De rechtbank heeft het beroep ongegrond verklaard, waarbij zij de beroepsgronden van eiser heeft beoordeeld. Eiser betwist dat hij nog steeds subsidiaire bescherming geniet in Bulgarije en stelt dat hij daar onmenselijk wordt behandeld. De rechtbank heeft echter geconcludeerd dat de Bulgaarse autoriteiten eiser op 25 mei 2022 internationale bescherming hebben verleend en dat er geen bewijs is dat zijn status inmiddels is ingetrokken. De rechtbank heeft ook de argumenten van eiser over het interstatelijk vertrouwensbeginsel en de situatie van statushouders in Bulgarije beoordeeld, maar heeft geconcludeerd dat de staatssecretaris zich terecht op het standpunt heeft gesteld dat de situatie in Bulgarije niet zodanig is dat eiser bij terugkeer een reëel risico loopt op schending van zijn mensenrechten.

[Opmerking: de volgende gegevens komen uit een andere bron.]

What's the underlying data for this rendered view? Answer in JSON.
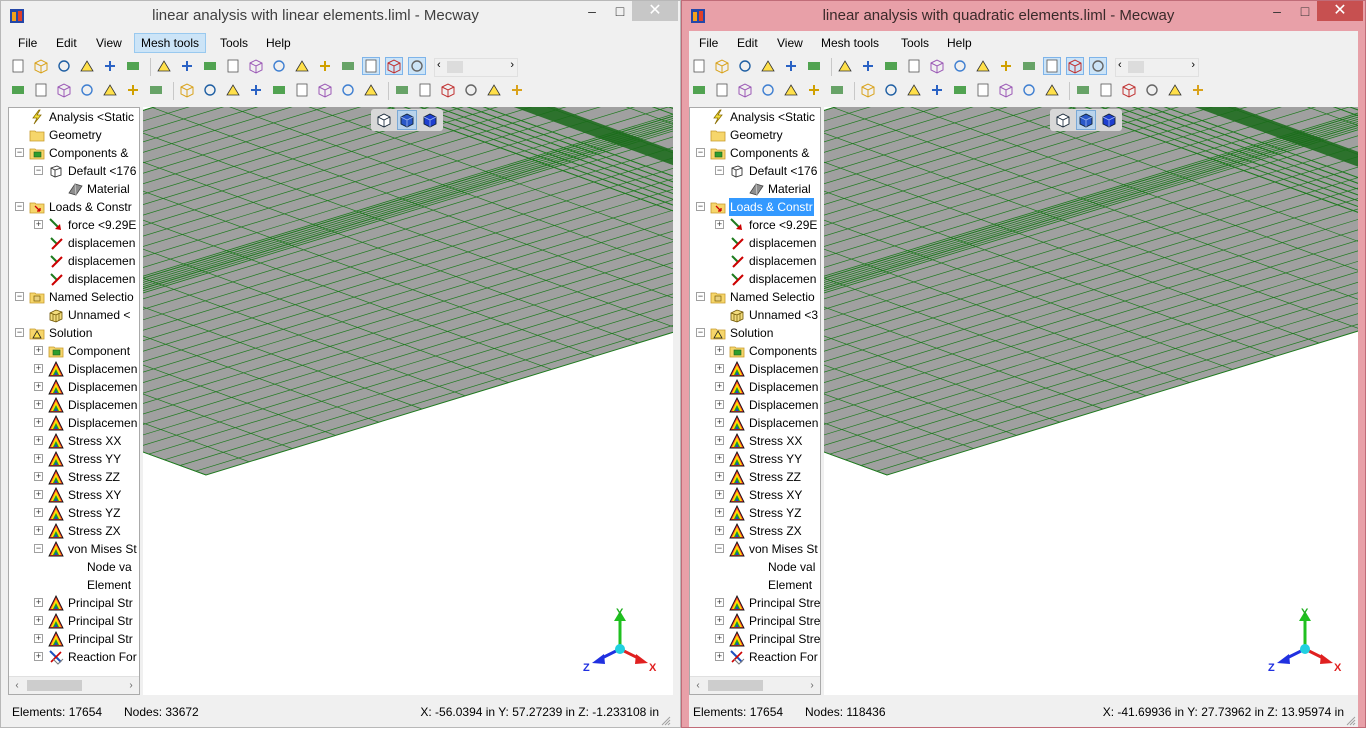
{
  "windows": [
    {
      "id": "left",
      "title": "linear analysis with linear elements.liml - Mecway",
      "active": false,
      "menu": [
        "File",
        "Edit",
        "View",
        "Mesh tools",
        "Tools",
        "Help"
      ],
      "active_menu": "Mesh tools",
      "tree": [
        {
          "label": "Analysis <Static",
          "icon": "analysis-lightning-icon",
          "indent": 0,
          "expander": "none"
        },
        {
          "label": "Geometry",
          "icon": "folder-icon",
          "indent": 0,
          "expander": "none"
        },
        {
          "label": "Components &",
          "icon": "components-icon",
          "indent": 0,
          "expander": "minus"
        },
        {
          "label": "Default <176",
          "icon": "component-part-icon",
          "indent": 1,
          "expander": "minus"
        },
        {
          "label": "Material",
          "icon": "material-icon",
          "indent": 2,
          "expander": "none"
        },
        {
          "label": "Loads & Constr",
          "icon": "loads-folder-icon",
          "indent": 0,
          "expander": "minus",
          "selected": false
        },
        {
          "label": "force <9.29E",
          "icon": "force-icon",
          "indent": 1,
          "expander": "plus"
        },
        {
          "label": "displacemen",
          "icon": "displacement-constraint-icon",
          "indent": 1,
          "expander": "none"
        },
        {
          "label": "displacemen",
          "icon": "displacement-constraint-icon",
          "indent": 1,
          "expander": "none"
        },
        {
          "label": "displacemen",
          "icon": "displacement-constraint-icon",
          "indent": 1,
          "expander": "none"
        },
        {
          "label": "Named Selectio",
          "icon": "named-selection-folder-icon",
          "indent": 0,
          "expander": "minus"
        },
        {
          "label": "Unnamed <",
          "icon": "selection-cube-icon",
          "indent": 1,
          "expander": "none"
        },
        {
          "label": "Solution",
          "icon": "solution-triangle-icon",
          "indent": 0,
          "expander": "minus"
        },
        {
          "label": "Component",
          "icon": "components-icon",
          "indent": 1,
          "expander": "plus"
        },
        {
          "label": "Displacemen",
          "icon": "result-triangle-icon",
          "indent": 1,
          "expander": "plus"
        },
        {
          "label": "Displacemen",
          "icon": "result-triangle-icon",
          "indent": 1,
          "expander": "plus"
        },
        {
          "label": "Displacemen",
          "icon": "result-triangle-icon",
          "indent": 1,
          "expander": "plus"
        },
        {
          "label": "Displacemen",
          "icon": "result-triangle-icon",
          "indent": 1,
          "expander": "plus"
        },
        {
          "label": "Stress XX",
          "icon": "result-triangle-icon",
          "indent": 1,
          "expander": "plus"
        },
        {
          "label": "Stress YY",
          "icon": "result-triangle-icon",
          "indent": 1,
          "expander": "plus"
        },
        {
          "label": "Stress ZZ",
          "icon": "result-triangle-icon",
          "indent": 1,
          "expander": "plus"
        },
        {
          "label": "Stress XY",
          "icon": "result-triangle-icon",
          "indent": 1,
          "expander": "plus"
        },
        {
          "label": "Stress YZ",
          "icon": "result-triangle-icon",
          "indent": 1,
          "expander": "plus"
        },
        {
          "label": "Stress ZX",
          "icon": "result-triangle-icon",
          "indent": 1,
          "expander": "plus"
        },
        {
          "label": "von Mises St",
          "icon": "result-triangle-icon",
          "indent": 1,
          "expander": "minus"
        },
        {
          "label": "Node va",
          "icon": "none",
          "indent": 2,
          "expander": "none"
        },
        {
          "label": "Element",
          "icon": "none",
          "indent": 2,
          "expander": "none"
        },
        {
          "label": "Principal Str",
          "icon": "result-triangle-icon",
          "indent": 1,
          "expander": "plus"
        },
        {
          "label": "Principal Str",
          "icon": "result-triangle-icon",
          "indent": 1,
          "expander": "plus"
        },
        {
          "label": "Principal Str",
          "icon": "result-triangle-icon",
          "indent": 1,
          "expander": "plus"
        },
        {
          "label": "Reaction For",
          "icon": "reaction-force-icon",
          "indent": 1,
          "expander": "plus"
        }
      ],
      "status": {
        "elements": "Elements:  17654",
        "nodes": "Nodes: 33672",
        "coords": "X: -56.0394 in Y: 57.27239 in Z: -1.233108 in"
      }
    },
    {
      "id": "right",
      "title": "linear analysis with quadratic elements.liml - Mecway",
      "active": true,
      "menu": [
        "File",
        "Edit",
        "View",
        "Mesh tools",
        "Tools",
        "Help"
      ],
      "active_menu": "",
      "tree": [
        {
          "label": "Analysis <Static",
          "icon": "analysis-lightning-icon",
          "indent": 0,
          "expander": "none"
        },
        {
          "label": "Geometry",
          "icon": "folder-icon",
          "indent": 0,
          "expander": "none"
        },
        {
          "label": "Components &",
          "icon": "components-icon",
          "indent": 0,
          "expander": "minus"
        },
        {
          "label": "Default <176",
          "icon": "component-part-icon",
          "indent": 1,
          "expander": "minus"
        },
        {
          "label": "Material",
          "icon": "material-icon",
          "indent": 2,
          "expander": "none"
        },
        {
          "label": "Loads & Constr",
          "icon": "loads-folder-icon",
          "indent": 0,
          "expander": "minus",
          "selected": true
        },
        {
          "label": "force <9.29E",
          "icon": "force-icon",
          "indent": 1,
          "expander": "plus"
        },
        {
          "label": "displacemen",
          "icon": "displacement-constraint-icon",
          "indent": 1,
          "expander": "none"
        },
        {
          "label": "displacemen",
          "icon": "displacement-constraint-icon",
          "indent": 1,
          "expander": "none"
        },
        {
          "label": "displacemen",
          "icon": "displacement-constraint-icon",
          "indent": 1,
          "expander": "none"
        },
        {
          "label": "Named Selectio",
          "icon": "named-selection-folder-icon",
          "indent": 0,
          "expander": "minus"
        },
        {
          "label": "Unnamed <3",
          "icon": "selection-cube-icon",
          "indent": 1,
          "expander": "none"
        },
        {
          "label": "Solution",
          "icon": "solution-triangle-icon",
          "indent": 0,
          "expander": "minus"
        },
        {
          "label": "Components",
          "icon": "components-icon",
          "indent": 1,
          "expander": "plus"
        },
        {
          "label": "Displacemen",
          "icon": "result-triangle-icon",
          "indent": 1,
          "expander": "plus"
        },
        {
          "label": "Displacemen",
          "icon": "result-triangle-icon",
          "indent": 1,
          "expander": "plus"
        },
        {
          "label": "Displacemen",
          "icon": "result-triangle-icon",
          "indent": 1,
          "expander": "plus"
        },
        {
          "label": "Displacemen",
          "icon": "result-triangle-icon",
          "indent": 1,
          "expander": "plus"
        },
        {
          "label": "Stress XX",
          "icon": "result-triangle-icon",
          "indent": 1,
          "expander": "plus"
        },
        {
          "label": "Stress YY",
          "icon": "result-triangle-icon",
          "indent": 1,
          "expander": "plus"
        },
        {
          "label": "Stress ZZ",
          "icon": "result-triangle-icon",
          "indent": 1,
          "expander": "plus"
        },
        {
          "label": "Stress XY",
          "icon": "result-triangle-icon",
          "indent": 1,
          "expander": "plus"
        },
        {
          "label": "Stress YZ",
          "icon": "result-triangle-icon",
          "indent": 1,
          "expander": "plus"
        },
        {
          "label": "Stress ZX",
          "icon": "result-triangle-icon",
          "indent": 1,
          "expander": "plus"
        },
        {
          "label": "von Mises St",
          "icon": "result-triangle-icon",
          "indent": 1,
          "expander": "minus"
        },
        {
          "label": "Node val",
          "icon": "none",
          "indent": 2,
          "expander": "none"
        },
        {
          "label": "Element",
          "icon": "none",
          "indent": 2,
          "expander": "none"
        },
        {
          "label": "Principal Stre",
          "icon": "result-triangle-icon",
          "indent": 1,
          "expander": "plus"
        },
        {
          "label": "Principal Stre",
          "icon": "result-triangle-icon",
          "indent": 1,
          "expander": "plus"
        },
        {
          "label": "Principal Stre",
          "icon": "result-triangle-icon",
          "indent": 1,
          "expander": "plus"
        },
        {
          "label": "Reaction For",
          "icon": "reaction-force-icon",
          "indent": 1,
          "expander": "plus"
        }
      ],
      "status": {
        "elements": "Elements:  17654",
        "nodes": "Nodes: 118436",
        "coords": "X: -41.69936 in Y: 27.73962 in Z: 13.95974 in"
      }
    }
  ],
  "triad": {
    "x": "X",
    "y": "Y",
    "z": "Z"
  },
  "window_buttons": {
    "minimize": "–",
    "maximize": "□",
    "close": "✕"
  },
  "colors": {
    "mesh_line": "#1f7a1f",
    "mesh_fill": "#a0a0a0",
    "selection_blue": "#3399ff",
    "active_window_border": "#e8a0a8"
  }
}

De rechtbank heeft de aanvraag van eiser terecht niet-ontvankelijk verklaard en het beroep ongegrond verklaard. Er zijn geen gronden voor een proceskostenveroordeling. De uitspraak is gedaan door mr. G.A. van der Straaten, rechter, in aanwezigheid van mr. L.G.C. Lelifeld, griffier, en is openbaar gemaakt op 8 januari 2024. Tegen deze uitspraak kan binnen één week hoger beroep worden ingesteld bij de Afdeling bestuursrechtspraak van de Raad van State.